Componentes do sistema EIFS
- Argamassa de fixação: cola o painel de EPS à parede
- Painel de EPS (isopor): isolamento térmico e acústico; espessura de 2,5 a 10 cm
- Tela de fibra de vidro: armadura que distribui as tensões e evita fissuras na camada de acabamento
- Argamassa de regularização: camada fina sobre a tela
- Textura acrílica: acabamento final, disponível em várias texturas e cores
Por que o EIFS apresenta infiltração
O EIFS em si é impermeável — a textura acrílica e a argamassa não absorvem água. O problema está nos pontos de descontinuidade do sistema:
- Juntas entre painéis: onde dois painéis de EPS se encontram, há risco de fissura na camada de acabamento
- Interface com esquadrias: janelas e portas embutidas no EIFS criam junta de movimento que, sem selante adequado, permite infiltração
- Rodapé do sistema: a base do EIFS (perfil de rodapé) precisa de vedação com a alvenaria — ponto de umidade ascendente frequente
- Pingadeiras e molduras: elementos decorativos ou pingadeiras com caimento insuficiente acumulam água
- Danos mecânicos: impactos no EPS criam depressões onde a água acumula
Como impermeabilizar o EIFS corretamente
Juntas entre painéis
As juntas de movimentação no EIFS devem ser preenchidas com selante elastomérico PU ou MS polímero — nunca com argamassa, que vai fissurar.
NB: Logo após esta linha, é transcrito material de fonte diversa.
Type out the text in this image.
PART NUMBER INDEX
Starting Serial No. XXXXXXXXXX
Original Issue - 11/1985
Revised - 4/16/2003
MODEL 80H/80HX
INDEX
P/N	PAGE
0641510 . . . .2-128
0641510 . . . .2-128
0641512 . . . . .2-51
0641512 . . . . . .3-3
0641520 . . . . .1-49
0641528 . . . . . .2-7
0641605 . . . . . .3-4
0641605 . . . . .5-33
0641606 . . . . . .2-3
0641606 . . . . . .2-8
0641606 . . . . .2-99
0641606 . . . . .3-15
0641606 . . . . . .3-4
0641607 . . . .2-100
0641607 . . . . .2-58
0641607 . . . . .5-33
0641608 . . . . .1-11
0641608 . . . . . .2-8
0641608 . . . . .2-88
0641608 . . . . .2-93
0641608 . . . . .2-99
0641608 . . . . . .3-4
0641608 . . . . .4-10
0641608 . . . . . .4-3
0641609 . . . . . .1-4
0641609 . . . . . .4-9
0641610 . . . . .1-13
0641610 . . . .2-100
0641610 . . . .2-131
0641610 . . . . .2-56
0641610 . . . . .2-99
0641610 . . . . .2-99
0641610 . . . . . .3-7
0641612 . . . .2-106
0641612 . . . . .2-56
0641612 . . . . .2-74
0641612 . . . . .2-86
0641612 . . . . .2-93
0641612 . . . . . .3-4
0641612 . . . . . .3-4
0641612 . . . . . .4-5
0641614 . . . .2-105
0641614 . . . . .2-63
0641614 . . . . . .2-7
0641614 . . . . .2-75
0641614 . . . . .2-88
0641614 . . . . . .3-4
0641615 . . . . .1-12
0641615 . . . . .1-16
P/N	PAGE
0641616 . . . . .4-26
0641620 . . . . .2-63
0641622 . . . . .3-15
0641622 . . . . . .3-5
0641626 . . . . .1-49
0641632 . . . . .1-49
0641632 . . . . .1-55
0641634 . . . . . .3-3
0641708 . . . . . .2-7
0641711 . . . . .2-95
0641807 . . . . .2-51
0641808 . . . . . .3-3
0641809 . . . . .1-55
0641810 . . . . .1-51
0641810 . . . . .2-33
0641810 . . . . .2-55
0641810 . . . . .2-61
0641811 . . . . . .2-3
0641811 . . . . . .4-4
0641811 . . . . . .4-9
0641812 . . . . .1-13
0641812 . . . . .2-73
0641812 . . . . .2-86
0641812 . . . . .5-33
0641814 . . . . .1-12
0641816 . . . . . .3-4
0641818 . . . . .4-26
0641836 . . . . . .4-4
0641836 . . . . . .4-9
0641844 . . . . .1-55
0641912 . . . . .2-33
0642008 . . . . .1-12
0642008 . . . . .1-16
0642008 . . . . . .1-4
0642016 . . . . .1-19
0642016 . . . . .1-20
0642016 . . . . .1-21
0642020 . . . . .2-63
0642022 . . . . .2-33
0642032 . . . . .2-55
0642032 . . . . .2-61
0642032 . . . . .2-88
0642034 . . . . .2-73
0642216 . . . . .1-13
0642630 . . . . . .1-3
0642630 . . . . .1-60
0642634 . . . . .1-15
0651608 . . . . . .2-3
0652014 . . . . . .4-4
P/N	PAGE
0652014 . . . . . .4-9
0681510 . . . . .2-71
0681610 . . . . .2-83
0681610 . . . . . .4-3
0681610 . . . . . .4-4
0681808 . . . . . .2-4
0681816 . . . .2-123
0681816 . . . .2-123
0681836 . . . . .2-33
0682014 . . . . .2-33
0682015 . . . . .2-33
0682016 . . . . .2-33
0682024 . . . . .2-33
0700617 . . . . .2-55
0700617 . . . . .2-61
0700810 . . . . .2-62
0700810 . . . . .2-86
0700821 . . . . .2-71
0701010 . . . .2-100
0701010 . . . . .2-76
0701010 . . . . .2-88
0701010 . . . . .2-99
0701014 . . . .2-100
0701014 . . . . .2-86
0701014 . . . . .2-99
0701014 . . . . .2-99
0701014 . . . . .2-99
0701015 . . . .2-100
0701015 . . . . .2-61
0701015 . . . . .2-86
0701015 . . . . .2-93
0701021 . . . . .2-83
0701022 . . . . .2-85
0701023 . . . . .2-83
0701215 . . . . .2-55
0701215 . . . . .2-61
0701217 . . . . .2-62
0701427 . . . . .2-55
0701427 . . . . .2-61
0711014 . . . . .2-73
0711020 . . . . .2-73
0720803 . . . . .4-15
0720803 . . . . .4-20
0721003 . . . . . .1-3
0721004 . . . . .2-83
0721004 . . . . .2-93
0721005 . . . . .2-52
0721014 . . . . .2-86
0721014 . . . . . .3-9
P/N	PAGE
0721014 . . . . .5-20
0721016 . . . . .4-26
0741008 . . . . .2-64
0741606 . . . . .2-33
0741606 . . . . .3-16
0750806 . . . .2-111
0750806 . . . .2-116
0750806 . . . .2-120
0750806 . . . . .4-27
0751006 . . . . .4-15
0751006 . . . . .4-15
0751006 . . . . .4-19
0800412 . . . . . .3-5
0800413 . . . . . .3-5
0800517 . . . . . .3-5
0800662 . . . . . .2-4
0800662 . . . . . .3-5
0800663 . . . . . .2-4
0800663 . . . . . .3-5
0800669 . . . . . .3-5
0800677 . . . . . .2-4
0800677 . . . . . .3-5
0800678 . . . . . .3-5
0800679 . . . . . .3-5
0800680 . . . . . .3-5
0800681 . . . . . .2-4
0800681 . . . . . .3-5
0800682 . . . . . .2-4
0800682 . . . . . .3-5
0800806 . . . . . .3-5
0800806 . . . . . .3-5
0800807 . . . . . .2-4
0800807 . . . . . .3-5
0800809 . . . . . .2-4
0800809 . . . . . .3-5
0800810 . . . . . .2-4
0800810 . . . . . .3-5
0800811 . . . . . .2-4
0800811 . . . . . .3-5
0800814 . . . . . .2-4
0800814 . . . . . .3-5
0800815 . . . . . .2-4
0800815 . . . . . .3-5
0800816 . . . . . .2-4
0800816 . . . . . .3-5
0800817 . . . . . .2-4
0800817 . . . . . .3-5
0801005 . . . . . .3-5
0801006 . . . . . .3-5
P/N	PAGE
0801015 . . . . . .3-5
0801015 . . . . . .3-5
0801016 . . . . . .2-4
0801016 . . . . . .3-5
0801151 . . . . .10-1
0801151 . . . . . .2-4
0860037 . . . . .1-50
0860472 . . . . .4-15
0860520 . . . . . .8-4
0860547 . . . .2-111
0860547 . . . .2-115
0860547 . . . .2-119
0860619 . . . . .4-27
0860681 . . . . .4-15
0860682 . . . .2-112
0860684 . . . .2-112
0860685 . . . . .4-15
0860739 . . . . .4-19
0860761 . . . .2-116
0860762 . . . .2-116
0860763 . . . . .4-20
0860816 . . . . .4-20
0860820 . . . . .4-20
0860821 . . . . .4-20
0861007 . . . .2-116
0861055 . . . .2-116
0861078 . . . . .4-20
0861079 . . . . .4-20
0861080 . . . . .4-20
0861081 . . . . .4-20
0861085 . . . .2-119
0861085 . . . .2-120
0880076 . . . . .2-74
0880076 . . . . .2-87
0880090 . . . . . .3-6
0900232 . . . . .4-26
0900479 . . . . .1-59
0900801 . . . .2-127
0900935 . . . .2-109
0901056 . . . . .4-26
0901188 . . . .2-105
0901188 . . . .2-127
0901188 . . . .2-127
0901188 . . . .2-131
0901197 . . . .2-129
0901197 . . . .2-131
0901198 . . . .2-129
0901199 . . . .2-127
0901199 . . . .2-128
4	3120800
O processo:
- Limpar a junta com espátula e pincel
- Inserir fundo de junta (cordão de polietileno expandido)
- Aplicar selante PU com pistola, nivelando com espátula úmida
- Pintar sobre o selante curado com a mesma textura acrílica da fachada para unificar a aparência
Interface com esquadrias
O encontro do EIFS com janelas e portas é o ponto crítico mais comum. A sequência correta:
- Verificar se o perfil de acabamento da esquadria tem pingadeira (aba que desvia a água)
- Aplicar fita butílica adesiva entre o caixilho e o EIFS antes do selante
- Selar todo o perímetro com selante PU, garantindo continuidade sem falhas
- O selante deve subir pelo menos 5 mm pelo caixilho e 10 mm pelo EIFS
Rodapé e base do sistema
A base do EIFS precisa terminar em perfil de rodapé com pingadeira, a pelo menos 20 cm do solo (evitar respingos). A junta entre o perfil de rodapé e a alvenaria é vedada com selante PU.
Reforma de EIFS com infiltração existente
Se a infiltração já está ocorrendo, o processo de diagnóstico deve identificar o ponto de entrada. Em muitos casos, a água entra por uma única falha nas esquadrias e se distribui por baixo do EPS antes de aparecer internamente — o ponto visível da mancha não é necessariamente onde a água entra.
Diagnóstico: teste com mangueira sistemático — molhar cada trecho por 20 minutos e monitorar internamente. Começar pelas esquadrias (causa mais comum), depois as juntas de painéis, depois o rodapé.
Manutenção preventiva do EIFS
- Inspecionar os selantes das esquadrias a cada 3–5 anos — substituir quando estiverem rígidos ou com fissura
- Limpar a fachada com jato d'água de baixa pressão a cada 2–3 anos (pressão alta danifica o EPS)
- Verificar e retocar a textura acrílica em regiões com perda de película
- Nunca usar produto de limpeza abrasivo ou solvente na textura acrílica
EIFS vs reboco tradicional: qual impermeabiliza melhor
Quando bem instalado e mantido, o EIFS impermeabiliza melhor que o reboco tradicional — a textura acrílica tem elasticidade que cobre microfissuras e a tela de fibra de vidro distribui as tensões. O problema é que a manutenção dos selantes nas esquadrias e juntas é mais exigente e menos tolerante a falhas. Em reboco tradicional, uma fissura infiltra devagar; em EIFS com falha nas esquadrias, a infiltração pode ser intensa e difícil de localizar.